Em uma pessoa adulta, foi verificada uma incongruência acentuada entre o gênero experimentado e as características sexuais primárias, além de um forte desejo de ser tratada com um gênero diferente do designado. Essa situação foi percebida há 10 meses e vem acompanhada de sofrimento pessoal. Exame físico e exames complementares estão dentro da normalidade.Assinale a alternativa que indica corretamente o diagnóstico, de acordo com os critérios e terminologias do DSM-V (Manual Diagnóstico e Estatístico de Transtornos Mentais, 5a edição, da American Psychiatric Association).

Alternativas

  1. A) Disforia de gênero
  2. B) Transexualidade
  3. C) Cisgênero
  4. D) Homoafetividade
  5. E) Inadequação sexual

Pérola Clínica

Disforia de Gênero = Incongruência entre gênero experimentado e designado + Sofrimento clinicamente significativo.

Resumo-Chave

O diagnóstico de Disforia de Gênero no DSM-V foca na incongruência acentuada entre o gênero que a pessoa sente e o gênero atribuído ao nascer, acompanhada de sofrimento clinicamente significativo ou prejuízo funcional. É crucial diferenciar identidade de gênero de orientação sexual.

Contexto Educacional

A Disforia de Gênero, conforme definida pelo Manual Diagnóstico e Estatístico de Transtornos Mentais (DSM-V), refere-se ao sofrimento clinicamente significativo associado a uma incongruência entre o gênero que uma pessoa sente (identidade de gênero) e o gênero que lhe foi atribuído ao nascer (sexo biológico). É crucial para estudantes e profissionais de medicina compreenderem que a disforia não é a identidade transgênero em si, mas sim o desconforto ou angústia que pode surgir dessa incongruência. Os critérios diagnósticos do DSM-V enfatizam a persistência da incongruência por pelo menos seis meses e a presença de sofrimento pessoal ou prejuízo funcional. Isso diferencia a disforia de gênero de uma simples variação de gênero ou de uma exploração da identidade, que não necessariamente causam angústia. O diagnóstico é clínico e não depende de exames complementares, que geralmente estão dentro da normalidade. O manejo da disforia de gênero é multidisciplinar, envolvendo apoio psicológico, terapia hormonal e, em alguns casos, cirurgias de afirmação de gênero. O objetivo é aliviar o sofrimento e permitir que o indivíduo viva de acordo com sua identidade de gênero. É fundamental que os profissionais de saúde ofereçam um ambiente de acolhimento e respeito, reconhecendo a identidade de gênero do paciente e evitando a patologização da diversidade de gênero.

Perguntas Frequentes

Quais são os principais critérios para o diagnóstico de Disforia de Gênero no DSM-V?

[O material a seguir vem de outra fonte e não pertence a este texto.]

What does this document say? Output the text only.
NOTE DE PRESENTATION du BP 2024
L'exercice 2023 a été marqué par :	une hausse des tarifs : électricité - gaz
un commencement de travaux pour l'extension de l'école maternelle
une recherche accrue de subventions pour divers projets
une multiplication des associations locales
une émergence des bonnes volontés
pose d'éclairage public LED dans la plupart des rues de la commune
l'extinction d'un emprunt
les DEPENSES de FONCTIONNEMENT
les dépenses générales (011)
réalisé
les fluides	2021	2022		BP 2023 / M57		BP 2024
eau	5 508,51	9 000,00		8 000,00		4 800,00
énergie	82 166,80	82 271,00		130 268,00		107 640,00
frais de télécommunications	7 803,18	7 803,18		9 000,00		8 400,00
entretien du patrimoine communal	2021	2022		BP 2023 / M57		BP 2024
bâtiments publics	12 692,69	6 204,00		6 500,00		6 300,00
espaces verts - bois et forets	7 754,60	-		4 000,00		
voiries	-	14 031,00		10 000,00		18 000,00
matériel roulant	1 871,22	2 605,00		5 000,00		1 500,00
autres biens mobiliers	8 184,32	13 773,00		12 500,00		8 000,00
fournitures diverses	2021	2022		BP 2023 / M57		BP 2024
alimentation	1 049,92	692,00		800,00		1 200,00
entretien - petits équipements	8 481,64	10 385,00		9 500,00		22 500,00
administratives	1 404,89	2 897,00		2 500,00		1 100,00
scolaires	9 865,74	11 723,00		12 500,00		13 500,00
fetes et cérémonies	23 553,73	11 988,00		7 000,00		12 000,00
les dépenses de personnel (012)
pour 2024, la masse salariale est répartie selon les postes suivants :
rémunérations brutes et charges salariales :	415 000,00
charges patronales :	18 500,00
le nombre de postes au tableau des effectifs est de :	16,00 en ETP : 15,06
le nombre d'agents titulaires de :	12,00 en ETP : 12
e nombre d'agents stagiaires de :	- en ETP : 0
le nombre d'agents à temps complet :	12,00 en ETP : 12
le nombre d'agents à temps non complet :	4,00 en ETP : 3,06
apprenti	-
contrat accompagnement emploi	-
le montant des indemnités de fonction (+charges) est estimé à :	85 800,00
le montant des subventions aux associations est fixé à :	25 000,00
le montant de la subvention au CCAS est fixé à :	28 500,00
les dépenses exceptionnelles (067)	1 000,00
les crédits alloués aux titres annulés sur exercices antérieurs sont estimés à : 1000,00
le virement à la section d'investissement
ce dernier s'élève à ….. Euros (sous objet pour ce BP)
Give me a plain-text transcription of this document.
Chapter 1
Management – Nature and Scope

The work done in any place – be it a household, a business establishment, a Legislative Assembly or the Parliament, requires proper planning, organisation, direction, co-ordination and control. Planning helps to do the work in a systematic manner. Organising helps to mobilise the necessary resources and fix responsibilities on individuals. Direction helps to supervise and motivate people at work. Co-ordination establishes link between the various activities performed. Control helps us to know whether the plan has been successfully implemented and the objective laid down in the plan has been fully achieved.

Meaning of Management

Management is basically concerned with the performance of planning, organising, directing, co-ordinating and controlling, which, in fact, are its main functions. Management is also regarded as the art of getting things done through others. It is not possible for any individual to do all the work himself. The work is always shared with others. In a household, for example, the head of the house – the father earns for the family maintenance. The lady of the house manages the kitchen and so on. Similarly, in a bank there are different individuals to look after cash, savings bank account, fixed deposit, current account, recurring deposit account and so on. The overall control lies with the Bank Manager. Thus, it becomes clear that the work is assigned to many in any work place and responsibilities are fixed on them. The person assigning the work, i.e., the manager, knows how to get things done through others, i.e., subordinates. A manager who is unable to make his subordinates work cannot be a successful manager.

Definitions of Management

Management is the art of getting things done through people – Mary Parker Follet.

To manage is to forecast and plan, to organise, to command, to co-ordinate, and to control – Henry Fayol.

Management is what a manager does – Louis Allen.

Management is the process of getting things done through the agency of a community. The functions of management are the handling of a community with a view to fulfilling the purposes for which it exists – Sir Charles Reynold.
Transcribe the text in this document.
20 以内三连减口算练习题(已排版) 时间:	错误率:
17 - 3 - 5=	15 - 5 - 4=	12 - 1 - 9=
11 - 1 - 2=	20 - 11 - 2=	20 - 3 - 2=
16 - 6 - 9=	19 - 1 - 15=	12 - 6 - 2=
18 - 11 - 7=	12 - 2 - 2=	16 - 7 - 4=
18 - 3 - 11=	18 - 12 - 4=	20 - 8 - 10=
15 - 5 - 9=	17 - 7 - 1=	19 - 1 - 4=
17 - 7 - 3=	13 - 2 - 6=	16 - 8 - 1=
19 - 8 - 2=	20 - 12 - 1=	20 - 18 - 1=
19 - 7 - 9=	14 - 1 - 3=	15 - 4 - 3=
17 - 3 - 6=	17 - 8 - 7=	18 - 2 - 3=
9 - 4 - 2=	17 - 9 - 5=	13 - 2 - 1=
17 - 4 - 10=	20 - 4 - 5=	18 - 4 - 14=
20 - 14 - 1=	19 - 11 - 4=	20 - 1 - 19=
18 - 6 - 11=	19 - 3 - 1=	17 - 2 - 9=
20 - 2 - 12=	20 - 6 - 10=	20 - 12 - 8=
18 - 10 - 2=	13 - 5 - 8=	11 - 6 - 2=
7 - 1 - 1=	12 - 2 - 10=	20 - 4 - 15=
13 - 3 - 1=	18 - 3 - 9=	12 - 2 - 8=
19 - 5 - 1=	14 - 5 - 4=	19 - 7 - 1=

Os critérios incluem uma incongruência acentuada entre o gênero experimentado/expresso e o gênero atribuído ao nascer, por pelo menos 6 meses, e a condição deve estar associada a sofrimento clinicamente significativo ou prejuízo no funcionamento social, ocupacional ou em outras áreas importantes.

Qual a diferença entre Disforia de Gênero e Transexualidade?

Disforia de Gênero é o termo atual no DSM-V que descreve o sofrimento causado pela incongruência de gênero. 'Transexualidade' é um termo mais antigo, que se referia a pessoas que se identificavam com um gênero diferente do atribuído ao nascer e que frequentemente buscavam transição de gênero, mas não é mais um diagnóstico formal no DSM-V.

Como a Disforia de Gênero se relaciona com a orientação sexual?

A Disforia de Gênero se refere à identidade de gênero de uma pessoa (como ela se sente em relação ao seu gênero), enquanto a orientação sexual se refere a quem a pessoa se sente atraída. São conceitos distintos e independentes; uma pessoa com disforia de gênero pode ter qualquer orientação sexual.